We don't have any communists here in Hong Kong. We have a benevolent dictatorship of real estate moguls organised by huge bureaucracy. (British + Chinese = serious love of bureaucracy). We hardly believe in helping neighbours, let alone community self-management.

(Tanya Hart)

 

In England the suburbs and communism are like chalk and cheese, you'll never find them together! In England suburbia and conservatism are what go hand in hand. If you want to know what people in English suburbs are thinking then you should read the Daily Mail ( www.dailymail.co.uk ).

(Craig Dickson)

 

Faced with the difficulty of finding an exact equivalent, I decided to choose a suburb that, like Limay, corresponded to a national definition of suburbia. I chose the one I know best: Wheelers Hill, 22 km south east of the center of Melbourne, where I lived from the age of 7 to 17. A recent visit showed it had become more prosperous and less peripheral than in the mid 1980’s when I left.

 

Interestingly, the municipal website for Monash that encompasses Wheelers Hill, gives the mobile phone numbers of councilors but not their political affiliation.

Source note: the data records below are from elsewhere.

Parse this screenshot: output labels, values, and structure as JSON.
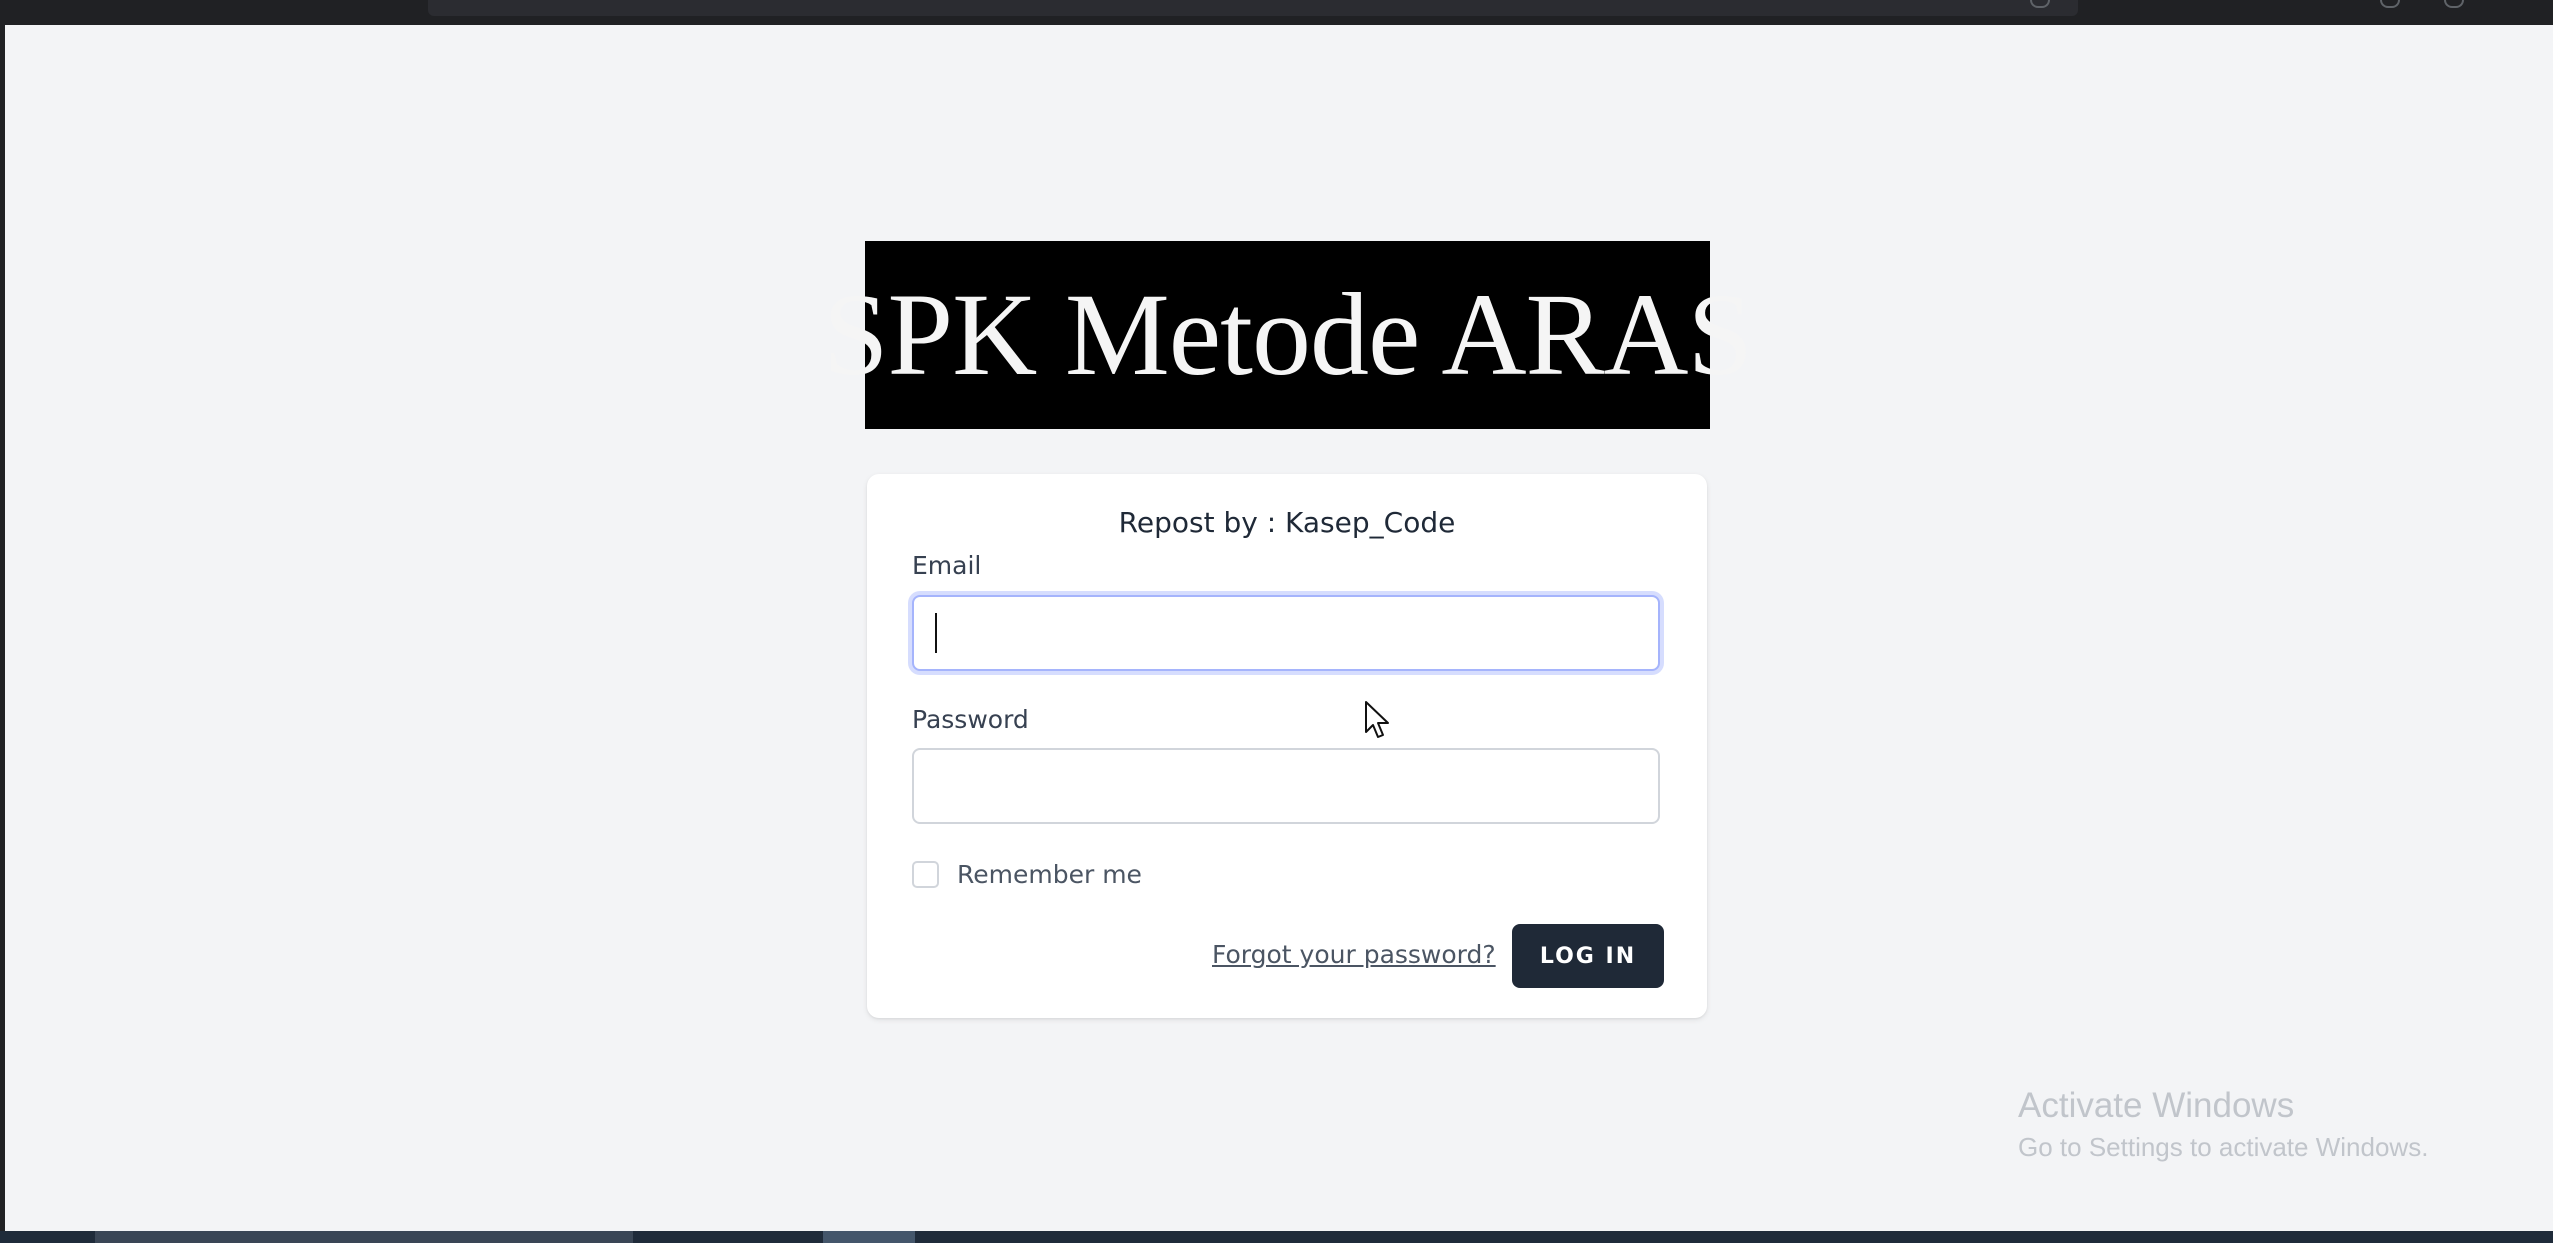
{
  "logo": {
    "text": "SPK Metode ARAS"
  },
  "login_card": {
    "title": "Repost by : Kasep_Code",
    "email_label": "Email",
    "email_value": "",
    "password_label": "Password",
    "password_value": "",
    "remember_label": "Remember me",
    "remember_checked": false,
    "forgot_link": "Forgot your password?",
    "login_button": "LOG IN"
  },
  "watermark": {
    "line1": "Activate Windows",
    "line2": "Go to Settings to activate Windows."
  },
  "colors": {
    "page_background": "#f3f4f6",
    "button_background": "#1f2937",
    "focus_ring": "#a5b4fc"
  }
}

When I called Monash council, the receptionist was not authorized to tell me which party the mayor belonged to. She put me through to a series of people who couldn’t tell me or didn’t know. The mayor herself answered my email to say membership of a political party at a municipal level is like membership of any other club – a personal affair. She belongs to the Labour Party. I rang Limay council and asked the same question. The immediate, one-word answer was: communist.

 

I plan to use the two rooms of the exhibition space at Les Réservoirs like visitors’ centers for these two suburbs. I will explore the urban fabric and atmosphere of both in wall paintings, paintings and photographs.